Periodic Reporting for period 2 - V-EPC (Inherited disfunctions of brain microcirculation)
Reporting period: 2019-03-01 to 2020-08-31
The loss-of-function mutations in anyone of three genes, namely CCM1 (also known as KRIT1), CCM2 (OSM) and CCM3 (PDCD10) result in CCM lesion formation.
Why is it important for society?
In many cases patients require continuous assistance. The prevalence of the hereditary form is low (less than 1 out of 10,000) while the sporadic form is quite frequent ( 1 out of 200). There is no pharmacological treatment available for CCM patients and the only possible intervention is surgery. The consequences of the disease are seizures, strong headache, paralysis and others.
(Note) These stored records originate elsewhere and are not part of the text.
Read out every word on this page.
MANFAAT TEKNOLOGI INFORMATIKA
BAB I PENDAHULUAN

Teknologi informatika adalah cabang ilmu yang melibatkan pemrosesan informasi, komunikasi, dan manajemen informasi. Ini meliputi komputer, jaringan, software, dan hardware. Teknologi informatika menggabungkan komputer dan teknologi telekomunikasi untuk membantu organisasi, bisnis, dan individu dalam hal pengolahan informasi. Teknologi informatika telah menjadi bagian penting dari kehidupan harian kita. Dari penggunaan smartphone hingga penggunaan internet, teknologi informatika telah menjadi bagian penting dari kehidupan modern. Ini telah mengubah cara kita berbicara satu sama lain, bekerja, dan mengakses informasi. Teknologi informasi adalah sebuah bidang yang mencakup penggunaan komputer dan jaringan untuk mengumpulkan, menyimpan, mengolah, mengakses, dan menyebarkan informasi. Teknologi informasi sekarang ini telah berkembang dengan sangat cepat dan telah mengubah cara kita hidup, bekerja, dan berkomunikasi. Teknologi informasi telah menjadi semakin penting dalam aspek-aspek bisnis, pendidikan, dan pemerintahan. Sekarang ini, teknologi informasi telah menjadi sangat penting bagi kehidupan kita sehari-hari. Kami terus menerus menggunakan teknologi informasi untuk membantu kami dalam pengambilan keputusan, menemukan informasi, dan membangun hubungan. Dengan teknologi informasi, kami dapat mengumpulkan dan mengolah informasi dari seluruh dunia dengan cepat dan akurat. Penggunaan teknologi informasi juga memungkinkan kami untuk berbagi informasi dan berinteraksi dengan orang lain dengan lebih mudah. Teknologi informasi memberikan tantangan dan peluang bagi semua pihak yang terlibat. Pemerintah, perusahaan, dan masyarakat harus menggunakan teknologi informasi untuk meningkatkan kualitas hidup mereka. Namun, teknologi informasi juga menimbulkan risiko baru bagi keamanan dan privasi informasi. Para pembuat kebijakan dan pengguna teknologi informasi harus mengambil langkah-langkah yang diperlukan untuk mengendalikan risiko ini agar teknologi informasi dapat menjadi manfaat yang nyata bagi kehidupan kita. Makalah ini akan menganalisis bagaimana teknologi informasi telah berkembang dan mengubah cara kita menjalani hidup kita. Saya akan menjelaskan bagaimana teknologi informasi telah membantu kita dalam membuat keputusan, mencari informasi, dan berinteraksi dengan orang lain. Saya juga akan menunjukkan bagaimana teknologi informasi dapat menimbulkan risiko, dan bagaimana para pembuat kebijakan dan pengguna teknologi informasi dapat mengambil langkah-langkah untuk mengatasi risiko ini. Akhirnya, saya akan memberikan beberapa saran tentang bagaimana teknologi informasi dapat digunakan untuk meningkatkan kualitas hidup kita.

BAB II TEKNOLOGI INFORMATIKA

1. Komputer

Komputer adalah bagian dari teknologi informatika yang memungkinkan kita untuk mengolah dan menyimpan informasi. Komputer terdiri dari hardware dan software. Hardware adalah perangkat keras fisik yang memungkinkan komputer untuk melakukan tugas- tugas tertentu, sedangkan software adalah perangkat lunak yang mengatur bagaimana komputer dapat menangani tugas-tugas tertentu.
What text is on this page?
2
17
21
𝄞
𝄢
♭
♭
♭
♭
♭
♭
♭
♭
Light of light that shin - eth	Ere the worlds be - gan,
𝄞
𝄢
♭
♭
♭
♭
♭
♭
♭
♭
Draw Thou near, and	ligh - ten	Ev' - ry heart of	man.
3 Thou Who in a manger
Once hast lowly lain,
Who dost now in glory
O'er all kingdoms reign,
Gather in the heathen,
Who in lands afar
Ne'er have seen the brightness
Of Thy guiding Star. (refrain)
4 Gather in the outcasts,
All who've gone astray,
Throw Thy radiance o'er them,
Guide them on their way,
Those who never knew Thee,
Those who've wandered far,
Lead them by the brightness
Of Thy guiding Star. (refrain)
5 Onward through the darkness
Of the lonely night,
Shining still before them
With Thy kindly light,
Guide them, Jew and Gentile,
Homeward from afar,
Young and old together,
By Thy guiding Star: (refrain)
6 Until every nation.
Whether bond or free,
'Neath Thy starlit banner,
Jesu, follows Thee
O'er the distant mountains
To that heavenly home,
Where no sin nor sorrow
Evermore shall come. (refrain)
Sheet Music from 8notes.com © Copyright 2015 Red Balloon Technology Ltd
What are the overall objectives?
The major objectives of our work are:
-the development of murine models closer to the human disease to be used to understand the evolution of the pathology and to find specific inhibitors
-to identify pharmacological therapeutics able to delay or even induce regression of the vascular malformations.
Based on these observations, translational studies are under way to identify pharmaceutical agents able to reduce the formation of cavernomas and eventually induce their regression.
We also combined different techniques to comprehensively characterize sub-clusters of endothelial cells in both normal conditions and after deletion of CCM3 at early postnatal stage. We identified a specific cluster of endothelial cells resistant to CCM transformation. Conversely, a subset of mitogenic endothelial progenitors and venous capillary endothelial cells appears to be at the origin of CCM lesions.